My time of peace during the day was Music Theory and Composition. I downloaded new music onto my iPhone every day and spent time on the bus and even time running with my earbuds plugged in. We’d moved to classical music history and a lot of our class time was spent listening and identifying themes. I soon discovered that I could relate certain Latin words I was learning to musical phrases. Not just the musical notation, but simply that I was memorizing certain words at the same time I was memorizing musical phrases. I often spent the end of my day with my guitar, picking out the music I’d heard while reciting the day’s vocabulary.

And finally, I was learning basic business from an independent perspective in Introduction to Entrepreneurship.

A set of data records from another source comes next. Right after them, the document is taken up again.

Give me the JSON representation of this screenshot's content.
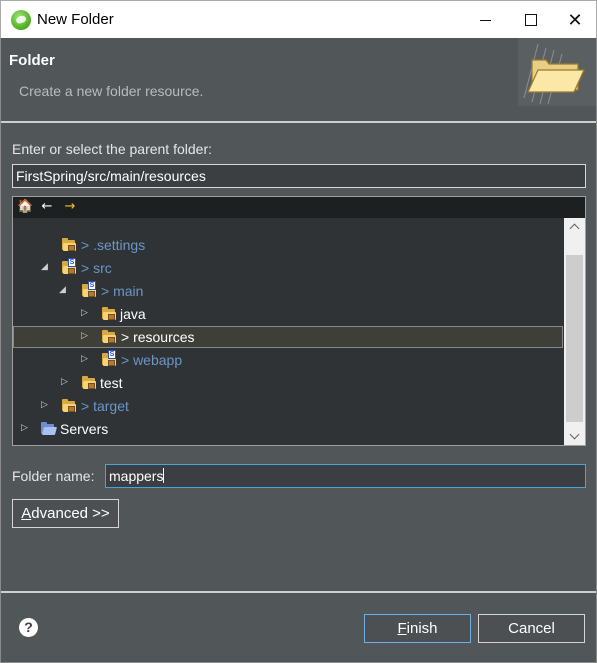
{
  "window": {
    "title": "New Folder",
    "minimize_label": "",
    "maximize_label": "",
    "close_label": "✕"
  },
  "header": {
    "title": "Folder",
    "description": "Create a new folder resource."
  },
  "parent": {
    "label": "Enter or select the parent folder:",
    "path": "FirstSpring/src/main/resources"
  },
  "tree_toolbar": {
    "home_icon": "🏠",
    "back_icon": "←",
    "forward_icon": "→"
  },
  "tree": {
    "rows": [
      {
        "twisty": "",
        "label": "> .settings",
        "style": "blue",
        "icon": "folder-icon"
      },
      {
        "twisty": "◢",
        "label": "> src",
        "style": "blue",
        "icon": "source-folder-icon"
      },
      {
        "twisty": "◢",
        "label": "> main",
        "style": "blue",
        "icon": "source-folder-icon"
      },
      {
        "twisty": "▷",
        "label": "java",
        "style": "white",
        "icon": "folder-icon"
      },
      {
        "twisty": "▷",
        "label": "> resources",
        "style": "white",
        "icon": "folder-icon",
        "selected": true
      },
      {
        "twisty": "▷",
        "label": "> webapp",
        "style": "blue",
        "icon": "source-folder-icon"
      },
      {
        "twisty": "▷",
        "label": "test",
        "style": "white",
        "icon": "folder-icon"
      },
      {
        "twisty": "▷",
        "label": "> target",
        "style": "blue",
        "icon": "folder-icon"
      },
      {
        "twisty": "▷",
        "label": "Servers",
        "style": "white",
        "icon": "open-folder-icon"
      }
    ]
  },
  "folder_name": {
    "label": "Folder name:",
    "value": "mappers"
  },
  "advanced_button": {
    "accel": "A",
    "rest": "dvanced >>"
  },
  "footer": {
    "help_icon": "?",
    "finish_accel": "F",
    "finish_rest": "inish",
    "cancel": "Cancel"
  },
  "colors": {
    "dialog_bg": "#515658",
    "tree_bg": "#2f3335",
    "link_blue": "#6b96c8",
    "focus_border": "#4ea2d8"
  }
}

One of the key concepts Mr. Bryce was getting across was that being in business was not the business. We needed to develop procedures and methods that made managing the business secondary to conducting the business or we would have nothing but numbers on the paper and no product or service to sell. Desi was helpful in our Tuesday night study sessions. And motivated. She wanted to make sure we had the business concepts down so we could go to her room and get naked. It was one of my most intense study nights of the week, being entirely one-on-one with Desi.